Definition \(\PageIndex{2}\)

Let \(a,b\in\mathbb{N}\). We define the least common multiple of \(a\) and \(b\), denoted \(\operatorname{lcm}(a,b)\), to be the smallest positive integer \(m\) such that \(a\mid m\) and \(b\mid m\).

Example \(\PageIndex{3}\)

If we wish to find \(\operatorname{lcm}(6,10)\), we may start by listing positive multiples of 10 and looking for the first one that it divisible by 6. Since neither 10 nor 20 is divisible by 6 but \(30 = 10 \cdot 3 = 6 \cdot 5\), we see both that 30 is a multiple of both 6 and 10, and no smaller positive multiple of 10 is divisible by 6. Hence \(\operatorname{lcm}(6,10)=30\).

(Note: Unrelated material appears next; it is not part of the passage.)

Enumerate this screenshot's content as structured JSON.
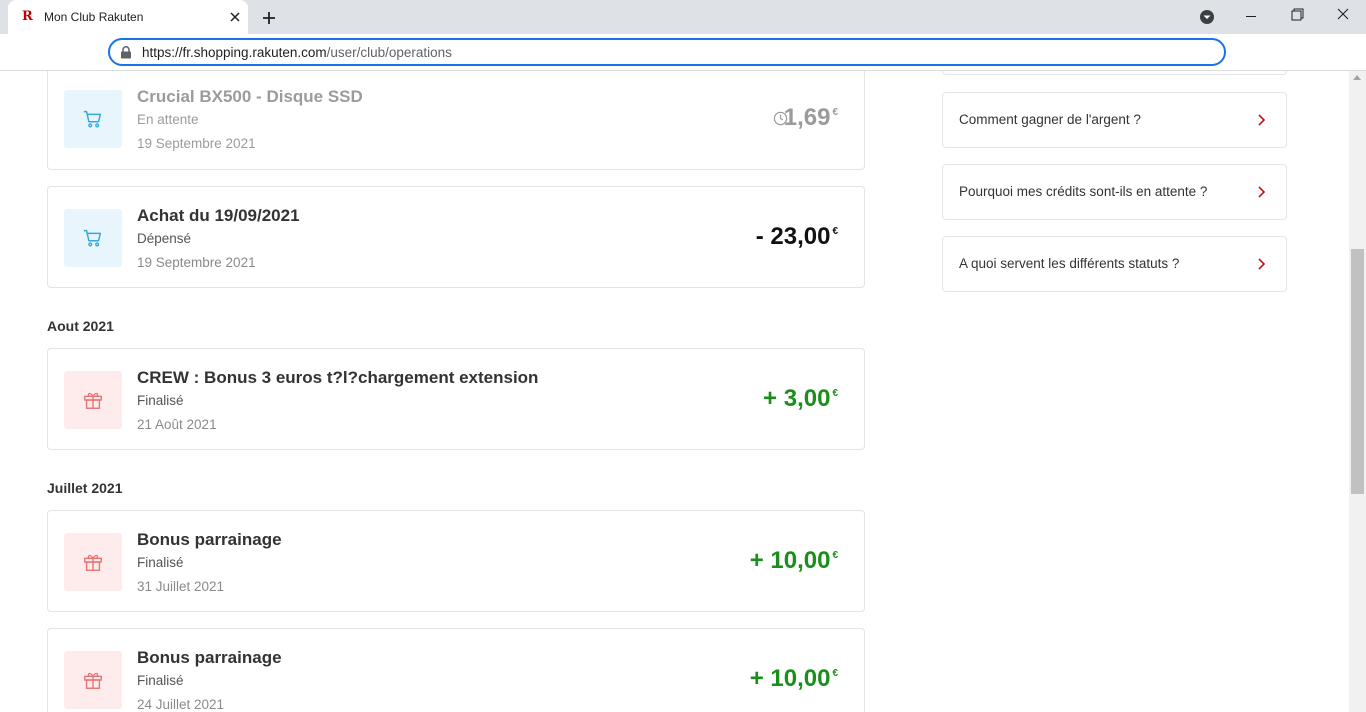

Exercises \(\PageIndex{5}\) and \(\PageIndex{6}\) in this chapter invite you to discover a few basic properties of \(\operatorname{lcm}(a,b)\). Like the greatest common divisor, the least common multiple will be further developed over the next few chapters.

Exercises

Exercise \(\PageIndex{1}\)

Prove that \[d\mid a\Leftrightarrow d\mid |a|.\nonumber \] (Hint: recall that \[|a|=\begin{cases}a & \text{ if } a\ge 0;\\-a & \text{ if } a<0\end{cases},\nonumber \] so it may help to consider two cases. Also remember the definition of “divides,” and use it here.)

Exercise \(\PageIndex{2}\)

Find \(\gcd(48,732)\) using Example \(\PageIndex{2}\).

Exercise \(\PageIndex{3}\)

Find \(\gcd(a,b)\) for each of the following values of \(a\) and \(b\):

\(a=-14\), \(b=14\)
\(a=-1\), \(b=78654\)
\(a=0\), \(b=-78\)
\(a=2\), \(b=-786541\)

Exercise \(\PageIndex{4}\)

Find both \(\gcd(a,b)\) and \(\operatorname{lcm}(a,b)\) for each of the following values of \(a\) and \(b\). (Explain your reasoning, using only the definitions and properties discussed in this chapter; do not assume other properties that have not been proved yet.)

\(a=3\), \(b=14\)
\(a=9\), \(b=15\)
\(a = 58\), \(b=406\)
\(a=74\), \(b=111\)

Exercise \(\PageIndex{5}\)

The definition given in this chapter requires that \(\operatorname{lcm}(a,b)\) be a positive integer and that \(a\) and \(b\) be natural numbers. To examine why this might be convenient, answer the following:

What is the smallest common multiple (not necessarily positive) of \(0\) and \(b\), where \(b\) is any integer?
If neither \(a\) nor \(b\) is \(0\), is there a smallest common multiple of \(a\) and \(b\) among the negative integers? Illustrate your answer with an example, choosing a specific pair \(a,b\) of nonzero integers and discussing their common multiples.

Exercise \(\PageIndex{6}\)

Each of the lemmas in this chapter discusses divisors and/or \(\gcd(a,b)\). For each lemma, can you find a similar, true statement about multiples and/or \(\operatorname{lcm}(a,b)\)? If so, write these statements down (proving them is encouraged but optional); if not, explain why not.